443 relay

The data plane for NAT-bound devices: both ends dial outbound through a WebSocket bridge on port 443.

Phones behind carrier NAT can't accept inbound connections, and edges like Cloudflare only pass ports 80/443. The 443 relay solves both: a per-edge WebSocket bridge with a 1-byte role preamble lets both sides dial outbound, so a phone participates in the data plane while opening zero inbound ports.

Two outbound dials meet in the middle; the preamble says who is who.

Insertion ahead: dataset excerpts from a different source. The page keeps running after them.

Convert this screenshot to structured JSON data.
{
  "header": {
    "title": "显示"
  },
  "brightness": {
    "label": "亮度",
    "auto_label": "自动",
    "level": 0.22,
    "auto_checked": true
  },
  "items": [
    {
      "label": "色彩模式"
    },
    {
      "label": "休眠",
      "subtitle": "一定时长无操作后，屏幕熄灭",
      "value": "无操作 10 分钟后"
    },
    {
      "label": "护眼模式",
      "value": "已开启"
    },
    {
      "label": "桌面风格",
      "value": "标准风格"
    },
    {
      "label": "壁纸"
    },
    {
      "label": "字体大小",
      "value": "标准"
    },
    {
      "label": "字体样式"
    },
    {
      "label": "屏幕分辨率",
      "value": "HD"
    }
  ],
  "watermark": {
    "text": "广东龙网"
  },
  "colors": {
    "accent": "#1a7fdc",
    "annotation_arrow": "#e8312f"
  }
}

phone   ──outbound──▶ wss://edge:443  ◀──outbound── backbone
                     [role byte: worker]   [role byte: dialer]
        bridge splices the two streams → one ordinary TCP pipe
Hardened in production

Three real bugs, three fixes

  • Build-fingerprint agreement — both ends must prove they run the same runtime pack before any tensor bytes flow.
  • Node-token download auth — partial-shard downloads are authenticated with the same wallet-derived node token the app already holds.
  • The `Int.ushr` frame stall — Kotlin's ushr uses only the low 5 bits of its shift, so len ushr 56 became len ushr 24 and silently corrupted every frame ≥ 64 KiB (a 593 KB result_output was the first casualty). Fixed by moving length packing to Long shifts — and load-bearing for batched expert dispatch, which routinely exceeds 64 KiB.

The relay carries whatever the topology needs — ring layer boundaries or expert dispatch streams — and the same mechanism verified for the ring is what production phone workers use in the swarm.